Before going to bed each night, Andrew and I brace ourselves for The Hunt. With a bottle of Windex-like liquid and a box of Kleenex, we advance into the bedroom and begin a thorough study of the walls and ceiling of our bedroom. “There’s one!” we begin shouting, and The Hunt is on. “There’s one! It’s there! At the ceiling! It just flew towards me!” The tension is thick enough to cut with a knife. I scream, and scream, and Andrew blasts me in the face with Windex. “Did you get it?” There is desperation and pleading in my voice. “It fell,” Andrew says. “But I can’t find its body.”
Spot it, spray it, squash its writing carcass with a tissue. Lovely. This is our nightly ritual. Sometimes it lasts for just a few minutes; sometimes for an hour or more; sometimes it recurs, again and again, throughout the night. Last night, for example, Andrew engaged in The Hunt for about an hour at midnight, then again at 3:00am. What are we hunting, you might wonder—we’re hunting mosquitoes. Mosquitoes that somehow get into our apartment and bedroom, despite the fact that we have screens on all the windows, and, as far as I know, don’t have any squalid pools of stagnant water lying around.
For a while, we thought we had it under control. We bought a big floor fan and have it aimed directly at the bed—this seems to prevent the horrifying, A MOSQUITO IS GOING TO BURROW INTO MY EAR ANY SECOND buzzing that kept us awake night after night a couple of months ago. Now the mosquitoes generally stay away from our ears and concentrate on feasting on any bit of flesh that happens to be exposed.
These blood-suckers are fast, and for some reason furious, and I currently have about five bites on my right knee and calf. Andrew woke a couple of nights ago and flipped a light on, only to see one sucking at my neck like a tiny, flying vampire.
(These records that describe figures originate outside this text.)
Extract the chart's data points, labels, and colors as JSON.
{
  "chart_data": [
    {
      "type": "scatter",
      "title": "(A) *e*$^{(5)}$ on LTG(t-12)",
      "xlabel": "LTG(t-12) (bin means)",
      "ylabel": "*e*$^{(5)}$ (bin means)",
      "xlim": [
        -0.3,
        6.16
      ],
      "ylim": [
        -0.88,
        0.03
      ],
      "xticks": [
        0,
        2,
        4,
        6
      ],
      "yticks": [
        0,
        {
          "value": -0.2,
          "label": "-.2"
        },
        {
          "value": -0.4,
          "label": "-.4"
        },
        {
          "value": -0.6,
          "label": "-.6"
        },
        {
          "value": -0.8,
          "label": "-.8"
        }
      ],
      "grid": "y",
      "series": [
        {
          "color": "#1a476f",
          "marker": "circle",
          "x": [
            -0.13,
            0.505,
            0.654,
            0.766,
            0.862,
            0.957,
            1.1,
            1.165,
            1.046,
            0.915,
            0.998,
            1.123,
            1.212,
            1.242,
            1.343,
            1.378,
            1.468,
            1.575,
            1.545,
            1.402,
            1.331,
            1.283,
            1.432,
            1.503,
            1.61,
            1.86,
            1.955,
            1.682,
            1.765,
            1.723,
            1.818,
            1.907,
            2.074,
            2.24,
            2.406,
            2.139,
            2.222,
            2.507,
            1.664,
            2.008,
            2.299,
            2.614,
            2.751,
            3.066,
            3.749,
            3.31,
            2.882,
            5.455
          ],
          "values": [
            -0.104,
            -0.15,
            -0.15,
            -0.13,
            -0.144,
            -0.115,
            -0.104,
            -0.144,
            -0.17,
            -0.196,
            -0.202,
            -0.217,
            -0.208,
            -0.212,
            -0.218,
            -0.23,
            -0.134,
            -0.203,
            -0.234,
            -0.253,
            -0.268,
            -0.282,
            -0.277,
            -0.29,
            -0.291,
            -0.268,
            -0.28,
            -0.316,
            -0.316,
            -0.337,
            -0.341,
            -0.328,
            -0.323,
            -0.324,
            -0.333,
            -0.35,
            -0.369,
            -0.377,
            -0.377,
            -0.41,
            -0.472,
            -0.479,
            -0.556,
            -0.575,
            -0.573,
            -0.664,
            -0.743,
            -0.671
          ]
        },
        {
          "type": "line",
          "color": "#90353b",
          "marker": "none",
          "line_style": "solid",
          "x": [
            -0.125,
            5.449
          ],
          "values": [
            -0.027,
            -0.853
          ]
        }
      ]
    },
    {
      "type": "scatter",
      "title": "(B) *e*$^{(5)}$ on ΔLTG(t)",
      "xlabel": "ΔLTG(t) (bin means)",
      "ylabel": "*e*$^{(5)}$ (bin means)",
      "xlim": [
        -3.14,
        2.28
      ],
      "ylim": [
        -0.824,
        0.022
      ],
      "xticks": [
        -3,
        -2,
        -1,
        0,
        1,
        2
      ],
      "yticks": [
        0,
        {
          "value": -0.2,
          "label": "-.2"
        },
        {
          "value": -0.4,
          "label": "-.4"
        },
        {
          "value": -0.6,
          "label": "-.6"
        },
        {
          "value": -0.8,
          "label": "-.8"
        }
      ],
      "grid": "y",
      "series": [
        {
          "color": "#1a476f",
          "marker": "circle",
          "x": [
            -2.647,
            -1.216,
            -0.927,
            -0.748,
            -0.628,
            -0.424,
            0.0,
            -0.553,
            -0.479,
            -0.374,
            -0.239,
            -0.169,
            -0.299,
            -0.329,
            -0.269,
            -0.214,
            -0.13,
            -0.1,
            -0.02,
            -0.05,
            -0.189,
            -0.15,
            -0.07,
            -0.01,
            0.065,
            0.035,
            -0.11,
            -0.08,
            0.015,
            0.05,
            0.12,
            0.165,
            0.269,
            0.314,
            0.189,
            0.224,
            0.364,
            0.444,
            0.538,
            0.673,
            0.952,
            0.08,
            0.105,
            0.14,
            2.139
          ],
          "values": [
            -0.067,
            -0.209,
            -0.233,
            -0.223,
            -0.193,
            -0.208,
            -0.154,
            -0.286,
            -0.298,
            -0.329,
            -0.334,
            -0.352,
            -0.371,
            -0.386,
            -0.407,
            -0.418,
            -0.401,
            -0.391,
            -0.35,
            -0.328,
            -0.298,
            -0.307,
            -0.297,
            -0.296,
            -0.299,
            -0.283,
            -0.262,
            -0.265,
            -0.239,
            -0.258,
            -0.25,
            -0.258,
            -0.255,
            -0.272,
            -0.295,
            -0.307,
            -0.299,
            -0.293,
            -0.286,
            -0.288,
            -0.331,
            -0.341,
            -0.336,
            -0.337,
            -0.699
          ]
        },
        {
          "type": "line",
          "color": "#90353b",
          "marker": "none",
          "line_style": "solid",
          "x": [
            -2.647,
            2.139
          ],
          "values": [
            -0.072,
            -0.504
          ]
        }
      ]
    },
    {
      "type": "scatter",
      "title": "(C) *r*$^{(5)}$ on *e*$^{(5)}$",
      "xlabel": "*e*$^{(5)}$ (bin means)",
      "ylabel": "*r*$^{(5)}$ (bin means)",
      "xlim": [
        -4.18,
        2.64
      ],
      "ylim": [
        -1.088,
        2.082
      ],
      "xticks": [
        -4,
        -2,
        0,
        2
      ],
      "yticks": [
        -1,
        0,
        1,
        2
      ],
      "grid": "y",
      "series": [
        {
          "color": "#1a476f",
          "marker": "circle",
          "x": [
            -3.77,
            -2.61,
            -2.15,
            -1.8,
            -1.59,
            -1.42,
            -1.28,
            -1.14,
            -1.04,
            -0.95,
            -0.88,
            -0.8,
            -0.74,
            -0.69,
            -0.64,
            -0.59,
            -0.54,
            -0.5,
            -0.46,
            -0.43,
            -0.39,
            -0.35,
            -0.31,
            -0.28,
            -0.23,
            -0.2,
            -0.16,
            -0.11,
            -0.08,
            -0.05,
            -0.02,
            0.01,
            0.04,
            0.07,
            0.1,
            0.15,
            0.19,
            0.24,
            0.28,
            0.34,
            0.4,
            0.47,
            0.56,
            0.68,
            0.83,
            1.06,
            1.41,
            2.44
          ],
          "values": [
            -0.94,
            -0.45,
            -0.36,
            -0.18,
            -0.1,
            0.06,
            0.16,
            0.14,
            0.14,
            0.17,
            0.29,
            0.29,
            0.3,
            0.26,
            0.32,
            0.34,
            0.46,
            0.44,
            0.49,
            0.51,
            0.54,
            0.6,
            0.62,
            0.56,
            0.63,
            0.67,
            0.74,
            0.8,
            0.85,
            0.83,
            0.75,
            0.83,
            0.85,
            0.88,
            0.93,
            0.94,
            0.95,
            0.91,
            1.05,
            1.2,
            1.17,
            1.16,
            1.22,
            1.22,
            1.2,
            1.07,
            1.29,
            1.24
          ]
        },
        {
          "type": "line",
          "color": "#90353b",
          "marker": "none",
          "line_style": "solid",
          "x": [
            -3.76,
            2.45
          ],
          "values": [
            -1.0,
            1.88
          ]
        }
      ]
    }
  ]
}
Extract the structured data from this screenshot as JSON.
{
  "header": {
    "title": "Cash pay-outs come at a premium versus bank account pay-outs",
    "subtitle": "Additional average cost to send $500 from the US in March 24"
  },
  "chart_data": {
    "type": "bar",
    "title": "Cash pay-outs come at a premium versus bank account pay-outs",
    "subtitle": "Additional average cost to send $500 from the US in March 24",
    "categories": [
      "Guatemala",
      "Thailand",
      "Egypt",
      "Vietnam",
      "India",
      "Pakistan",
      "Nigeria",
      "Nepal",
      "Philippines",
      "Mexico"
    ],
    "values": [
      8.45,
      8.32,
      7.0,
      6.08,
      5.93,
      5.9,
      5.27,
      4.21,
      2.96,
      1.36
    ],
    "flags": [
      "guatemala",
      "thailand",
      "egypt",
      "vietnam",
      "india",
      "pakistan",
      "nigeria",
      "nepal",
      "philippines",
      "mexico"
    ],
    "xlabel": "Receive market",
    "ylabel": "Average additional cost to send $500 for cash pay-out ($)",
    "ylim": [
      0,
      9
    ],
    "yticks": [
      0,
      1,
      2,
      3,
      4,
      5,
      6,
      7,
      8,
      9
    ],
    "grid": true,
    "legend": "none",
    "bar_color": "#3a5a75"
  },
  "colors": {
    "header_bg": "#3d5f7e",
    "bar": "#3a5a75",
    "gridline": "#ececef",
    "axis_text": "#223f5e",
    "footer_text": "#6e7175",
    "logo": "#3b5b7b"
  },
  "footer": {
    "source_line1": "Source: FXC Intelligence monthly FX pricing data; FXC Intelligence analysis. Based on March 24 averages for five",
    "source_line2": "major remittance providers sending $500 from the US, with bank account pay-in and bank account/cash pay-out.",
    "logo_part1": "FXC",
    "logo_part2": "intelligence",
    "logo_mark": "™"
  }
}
You might think this is simply annoying, but manageable. You’d be wrong. It’s like living inside a nightmare where mosquitoes are dive-bombing and biting you at every turn. It’s awful, and we don’t know how to stop it. The Hunt grows more and more tedious every night.
An aside: the thermometer on Andrew’s desk currently indicates that it’s 106 F outside. This is apparently prime mosquito weather. You’d think we lived in a swampy Southern state, not bone-dry Sacramento.